Hosta ‘Sunshine Glory’

Hosta 'Sunshine Glory': heart-shaped leaves of spring green with white margins
Hosta ‘Sunshine Glory’

Hosta ‘Sunshine Glory’ is a medium variety, growing to around 40cm in height. It has very dramatic, large heart-shaped foliage in a fresh, spring-green colour, brightened with irregular white margins.

H x S: 50cm x 60cm


Hosta ‘Halcyon’

Hosta 'Halcyon'
Hosta ‘Halcyon’

‘Halcyon’ makes a dense clump of blue-green, oval foliage with pale lavender flowers in July to August. This is also a slug-resistant hosta variety. This medium-sized variety reaches a height and spread of around

H x S: 50cm x 20cm


Hosta ‘Golden Tiara’

Hosta 'Golden Tiara'. Photo: Getty Images.
Hosta ‘Golden Tiara’. Photo: Getty Images.

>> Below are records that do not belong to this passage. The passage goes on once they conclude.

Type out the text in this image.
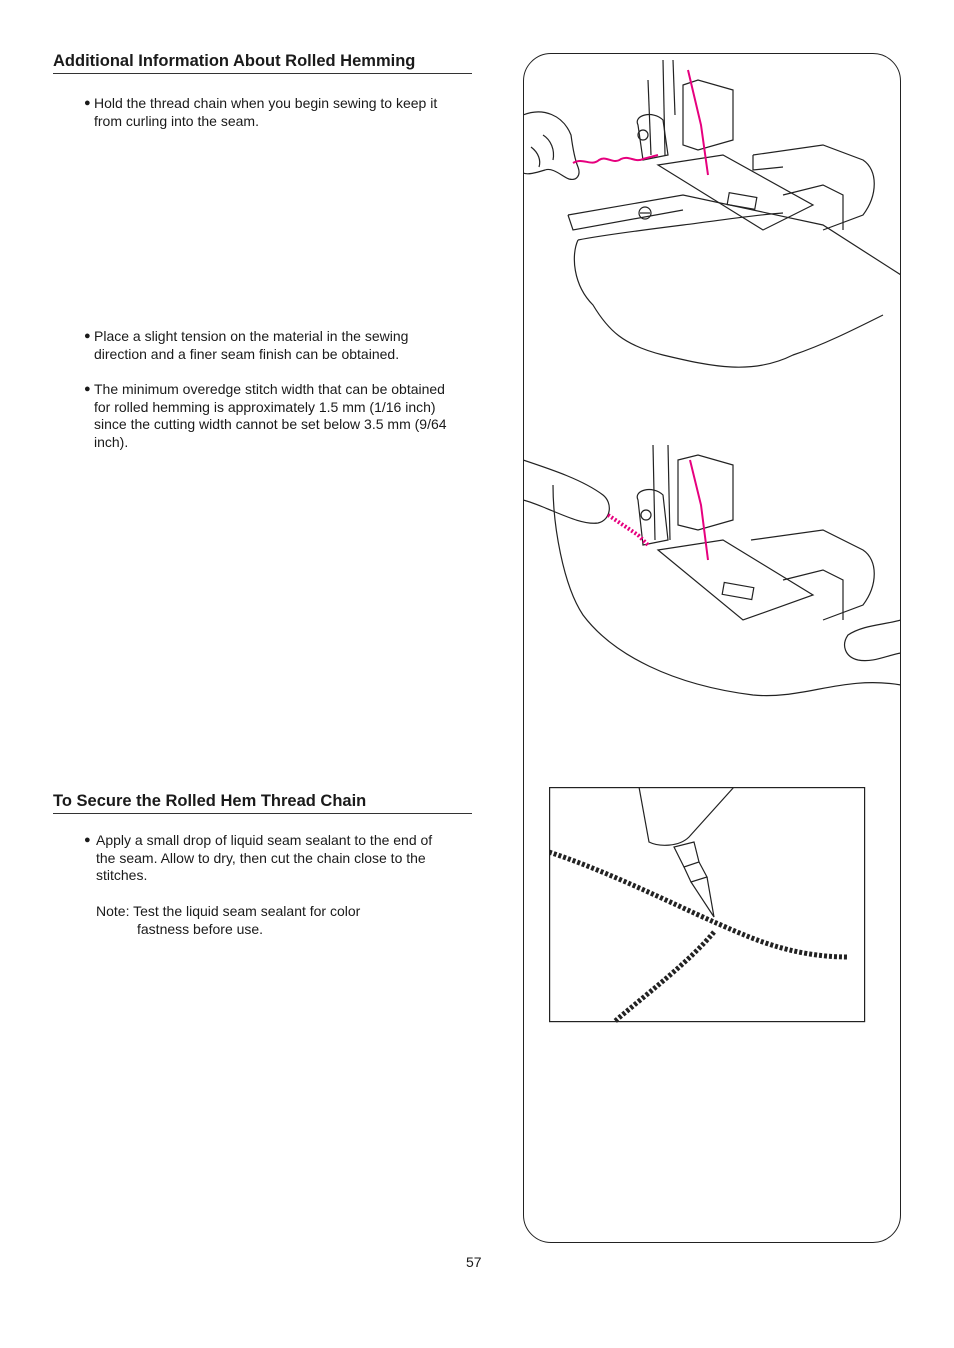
Additional Information About Rolled Hemming
● Hold the thread chain when you begin sewing to keep it from curling into the seam.
● Place a slight tension on the material in the sewing direction and a finer seam finish can be obtained.
● The minimum overedge stitch width that can be obtained for rolled hemming is approximately 1.5 mm (1/16 inch) since the cutting width cannot be set below 3.5 mm (9/64 inch).
To Secure the Rolled Hem Thread Chain
● Apply a small drop of liquid seam sealant to the end of the seam. Allow to dry, then cut the chain close to the stitches.
Note: Test the liquid seam sealant for color
fastness before use.
57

‘Golden Tiara’ has neat, rounded, dark green leaves edged in gold, with masses of purple flowers on upright stems in July.

H x S: 50cm x 50cm.


Hosta ‘Blue Mouse Ears’

Hosta 'Blue Mouse Ears'
Hosta ‘Blue Mouse Ears’

‘Blue Mouse Ears’ is a slug-resistant hosta with cupped, blue leaves and lavender-blue flowers from July to August.

H x S: 30cm x 30cm


Hosta ‘Frances Williams’

Hosta 'Frances Williams'
Hosta ‘Frances Williams’

Hosta ‘Frances Williams’ has heart-shaped, blue-green leaves, edged gold in summer. It then bears white flowers from June to July. It’s also a slug-resistant hosta variety.

H x S: 60cm x 1m


Hosta ‘Sum and Substance’

Hosta 'Sum and Substance'
Hosta ‘Sum and Substance’

This huge hosta bears very large slightly cupped leaves in chartreuse to gold. Lavender flowers appear in July.